Sometimes the best ability is availability. That was true for Hummel on Dec. 19, when Bulls radio analyst Bill Wennington couldn’t work the game against the Lakers because he had contracted COVID-19. With his agent’s help, Hummel filled in for his first NBA broadcast. He later filled in for Stacey King and called some of the Bulls’ best games of the season, including both of DeMar DeRozan’s buzzer-beaters.

But he almost didn’t call the Lakers game – because he almost played for the Lakers.

Hummel’s college roommate Dru Anthrop is the Lakers’ video coordinator. The day of the game, Anthrop called Hummel to tell him that Lakers coach Frank Vogel had tested positive for COVID and ask if he might be able to play that night.

“I was like, ‘Dude, shut up. I haven’t played basketball since October, and that’s a rec league,’ ” said Hummel, a second-round pick by the Timberwolves in 2012 who played in two NBA seasons. “He was like, ‘I’m serious. If we start getting players popped for COVID, we’ve gotta find some guys in Chicago.’ ”

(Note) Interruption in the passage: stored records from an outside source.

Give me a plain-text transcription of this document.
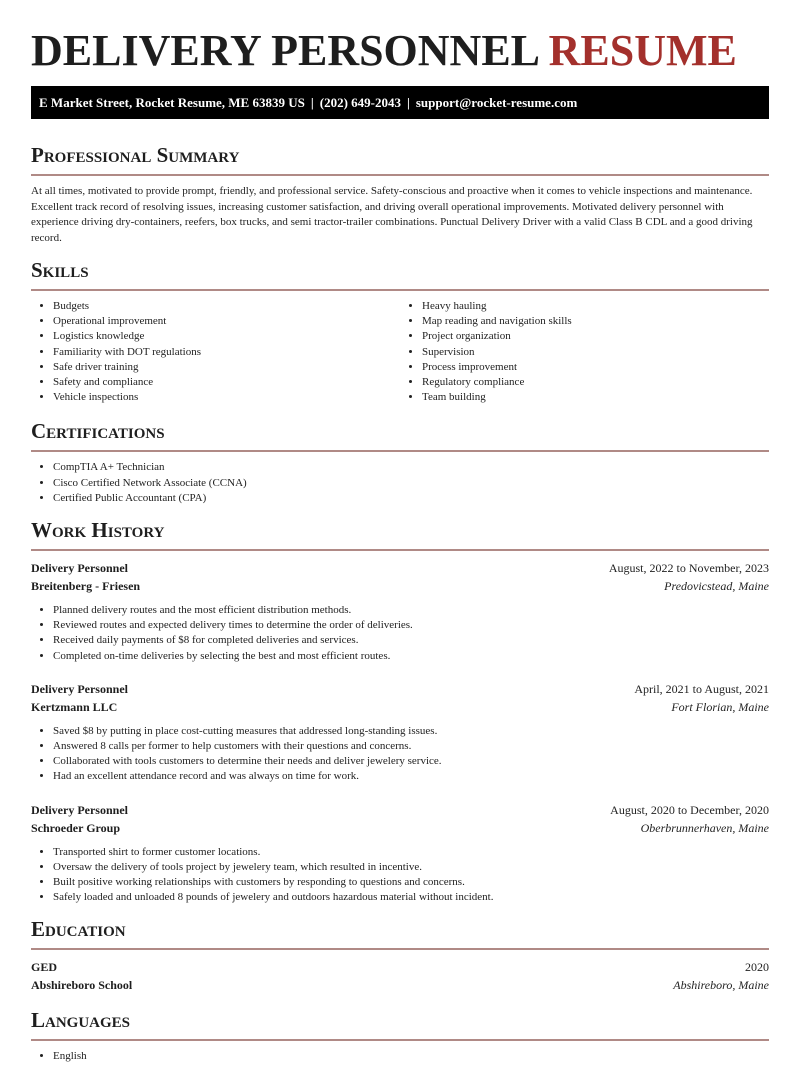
DELIVERY PERSONNEL RESUME
E Market Street, Rocket Resume, ME 63839 US | (202) 649-2043 | support@rocket-resume.com
Professional Summary

At all times, motivated to provide prompt, friendly, and professional service. Safety-conscious and proactive when it comes to vehicle inspections and maintenance. Excellent track record of resolving issues, increasing customer satisfaction, and driving overall operational improvements. Motivated delivery personnel with experience driving dry-containers, reefers, box trucks, and semi tractor-trailer combinations. Punctual Delivery Driver with a valid Class B CDL and a good driving record.

Skills
• Budgets
• Operational improvement
• Logistics knowledge
• Familiarity with DOT regulations
• Safe driver training
• Safety and compliance
• Vehicle inspections
• Heavy hauling
• Map reading and navigation skills
• Project organization
• Supervision
• Process improvement
• Regulatory compliance
• Team building
Certifications
• CompTIA A+ Technician
• Cisco Certified Network Associate (CCNA)
• Certified Public Accountant (CPA)
Work History
Delivery Personnel	August, 2022 to November, 2023
Breitenberg - Friesen	Predovicstead, Maine
• Planned delivery routes and the most efficient distribution methods.
• Reviewed routes and expected delivery times to determine the order of deliveries.
• Received daily payments of $8 for completed deliveries and services.
• Completed on-time deliveries by selecting the best and most efficient routes.
Delivery Personnel	April, 2021 to August, 2021
Kertzmann LLC	Fort Florian, Maine
• Saved $8 by putting in place cost-cutting measures that addressed long-standing issues.
• Answered 8 calls per former to help customers with their questions and concerns.
• Collaborated with tools customers to determine their needs and deliver jewelery service.
• Had an excellent attendance record and was always on time for work.
Delivery Personnel	August, 2020 to December, 2020
Schroeder Group	Oberbrunnerhaven, Maine
• Transported shirt to former customer locations.
• Oversaw the delivery of tools project by jewelery team, which resulted in incentive.
• Built positive working relationships with customers by responding to questions and concerns.
• Safely loaded and unloaded 8 pounds of jewelery and outdoors hazardous material without incident.
Education
GED	2020
Abshireboro School	Abshireboro, Maine
Languages
• English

Hummel was all set for his radio gig, but he anxiously awaited having to decide whether to politely turn down the Bulls so he could play for the Lakers. He hadn’t played in an NBA game since 2015. He was the last player cut in the Nuggets’ camp in 2016.

“That’s the absurdity of this season,” Hummel said. “But none of the players tested positive, so they didn’t need me.”

Now Hummel is needed more on the mic, where he has made a name for himself.

“He has become a star at this, and he acts zero percent like that,” Benetti said. “I never worked with somebody who’s as generous, hardworking, caring about the product and driven, to go along with being a great guy. The combo he has is truly a special thing.”